What is the latest update on the revised Roanoke Connect broadband initiative? Where and when will the connections begin? How long will the project take?
Roanoke Electric Co-op President and CEO Curtis Wynn provided answers to many burning questions about the initiative, covering everything from its rocky start to its re-envisioned path to success, during the Sept. 10 Broadband and Beyond webinar.
“As a co-op we stepped up to take on this project not because it was inexpensive or easy,” Wynn said. “Broadband is something we realize people need and are excited to get, and we’re working as hard as we can to get it to you.”
A summary of his update, presented in a question and answer format, is provided below:
Q: After the previous effort was put on hold, what has been accomplished since then?
A: A lot has been taking place behind the scenes that will offer added value to our community.
– First, we selected a better, more robust technology.
– We have also been able to secure more grant funding, which is to offset the enormous cost of this endeavor. We have been awarded two already, a North Carolina Great Grant and a Community Development Block Grant. We have five additional grant applications in the hopper.
– With our current rollout, we are also incorporating a bundled package that will include voice services. Also included will be video services, such as SLING TV, an app-based TV service that lets you stream live tv and on-demand content over the internet.
Q: How expensive is this endeavor and who is going to pay for it?
A: This is an extremely expensive endeavor. It will cost at least $20,000 to $30,000 per mile to lay out the infrastructure over 2,000 square miles. Securing state and federal grants is critical to helping us fund this project. These grants require the co-op to put up matching dollars. As such, the co-op must leverage the money it spends on Roanoke Connect, so it’s not at the expense of providing electric service to our member-owners. The revised plan will also offer broadband service to more densely populated areas –outside of the co-op’s service territory — to help us offset the higher cost of fiber-to-premises.
Q: Why will the project take so long?
A: The goal is to bring the fiber network to each area as quickly as possible. A lot of preparation is needed before connecting homes and businesses within our communities. It is a lengthy process to map and place the fiber with many variables to consider along the way. It also takes a lot of time to develop a construction plan and work with local authorities on permitting and other requirements, which will be ongoing until completion.
Q: What does the actual construction entail?
A: Once an area is designated for fiber service, there is more design, engineering, and staking work that needs to be done. At each site, construction crews must mark the areas of existing wires, pipes, water lines, etc. This helps them when they are digging and dictates where the fiber will be placed. After that, they lay the fiber optic cables in the ground.
Q: Where was the first place designated for the construction to begin?
A: Construction began east of Jackson, North Carolina. It was selected first because of grant funding requirements. Our plan is to start connecting people in that area to internet service in November.
Q: How is the co-op determining where construction will take place next?
A: We are aiming to be as efficient and streamlined as possible during each buildout phase.
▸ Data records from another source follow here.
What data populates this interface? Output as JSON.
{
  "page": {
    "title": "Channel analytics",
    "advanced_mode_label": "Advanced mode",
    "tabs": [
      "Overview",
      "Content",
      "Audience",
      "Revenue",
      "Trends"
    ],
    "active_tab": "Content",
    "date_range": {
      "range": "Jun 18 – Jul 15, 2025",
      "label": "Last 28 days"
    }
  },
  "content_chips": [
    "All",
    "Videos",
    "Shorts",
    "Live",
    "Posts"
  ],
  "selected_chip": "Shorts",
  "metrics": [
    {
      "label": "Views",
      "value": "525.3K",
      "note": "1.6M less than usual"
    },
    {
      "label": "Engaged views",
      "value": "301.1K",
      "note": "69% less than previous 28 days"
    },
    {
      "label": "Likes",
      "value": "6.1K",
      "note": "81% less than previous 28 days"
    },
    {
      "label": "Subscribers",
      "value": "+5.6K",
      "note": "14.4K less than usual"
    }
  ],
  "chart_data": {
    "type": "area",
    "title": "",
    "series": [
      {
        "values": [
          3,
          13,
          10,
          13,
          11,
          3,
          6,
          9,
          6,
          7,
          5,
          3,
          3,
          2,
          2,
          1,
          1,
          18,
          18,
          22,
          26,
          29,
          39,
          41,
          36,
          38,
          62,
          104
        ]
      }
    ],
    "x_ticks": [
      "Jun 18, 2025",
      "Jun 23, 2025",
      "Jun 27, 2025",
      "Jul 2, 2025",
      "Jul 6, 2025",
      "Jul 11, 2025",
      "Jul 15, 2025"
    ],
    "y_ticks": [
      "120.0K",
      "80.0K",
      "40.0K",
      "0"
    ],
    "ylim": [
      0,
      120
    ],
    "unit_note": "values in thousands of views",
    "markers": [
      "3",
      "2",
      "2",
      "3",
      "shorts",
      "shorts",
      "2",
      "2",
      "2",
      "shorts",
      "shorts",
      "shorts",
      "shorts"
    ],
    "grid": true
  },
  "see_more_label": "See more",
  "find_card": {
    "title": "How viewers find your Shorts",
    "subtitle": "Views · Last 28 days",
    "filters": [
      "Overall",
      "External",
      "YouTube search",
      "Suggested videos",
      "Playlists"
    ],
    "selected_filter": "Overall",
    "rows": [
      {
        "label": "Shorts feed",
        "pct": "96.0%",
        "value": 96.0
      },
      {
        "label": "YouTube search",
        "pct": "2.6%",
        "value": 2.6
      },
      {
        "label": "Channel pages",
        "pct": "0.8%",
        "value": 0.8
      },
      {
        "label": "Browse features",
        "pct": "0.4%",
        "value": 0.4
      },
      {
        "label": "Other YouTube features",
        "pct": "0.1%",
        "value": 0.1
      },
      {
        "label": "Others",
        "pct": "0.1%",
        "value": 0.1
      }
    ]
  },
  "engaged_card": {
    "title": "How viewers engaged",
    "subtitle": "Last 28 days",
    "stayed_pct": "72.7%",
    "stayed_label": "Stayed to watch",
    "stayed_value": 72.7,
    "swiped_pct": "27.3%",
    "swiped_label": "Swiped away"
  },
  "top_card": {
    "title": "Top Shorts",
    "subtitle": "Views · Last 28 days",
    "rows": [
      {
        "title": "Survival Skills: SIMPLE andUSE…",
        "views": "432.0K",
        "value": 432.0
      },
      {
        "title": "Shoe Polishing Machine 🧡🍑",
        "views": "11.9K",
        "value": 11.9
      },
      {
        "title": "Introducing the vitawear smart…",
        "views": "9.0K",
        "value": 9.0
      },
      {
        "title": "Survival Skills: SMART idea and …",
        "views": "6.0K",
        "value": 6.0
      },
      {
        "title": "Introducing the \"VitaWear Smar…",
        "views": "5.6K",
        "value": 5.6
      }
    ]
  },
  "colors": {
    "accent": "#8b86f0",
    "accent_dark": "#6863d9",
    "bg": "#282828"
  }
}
– First, our priority is grant-funded areas. The Federal Communications Commission uses maps that show areas where there is no broadband coverage. Those maps dictate where the co-op can apply for grant funding. Those grant-funded areas are what we will target first.
– Our dual deployment strategy is to also target areas with high density and demand. When people sign up, on register.roanokeconnect.com, the location shows up on a map that we use to determine the areas that will give us the best return on our investment; allowing us to eventually serve all of our member-owners.
– Thirdly, we will direct our efforts to sparsely populated remote areas, where there is a lot of dense forestry. We will not be able to run fiber optic cables in that terrain, so we are researching technologies to ensure they also have internet access.
Q: Why is it so important for people to continue to sign up now for internet service, if they have not already?
A: It helps us gauge interest and not spend money building a fiber network in areas where residents do not want it and where it cannot be financially sustained.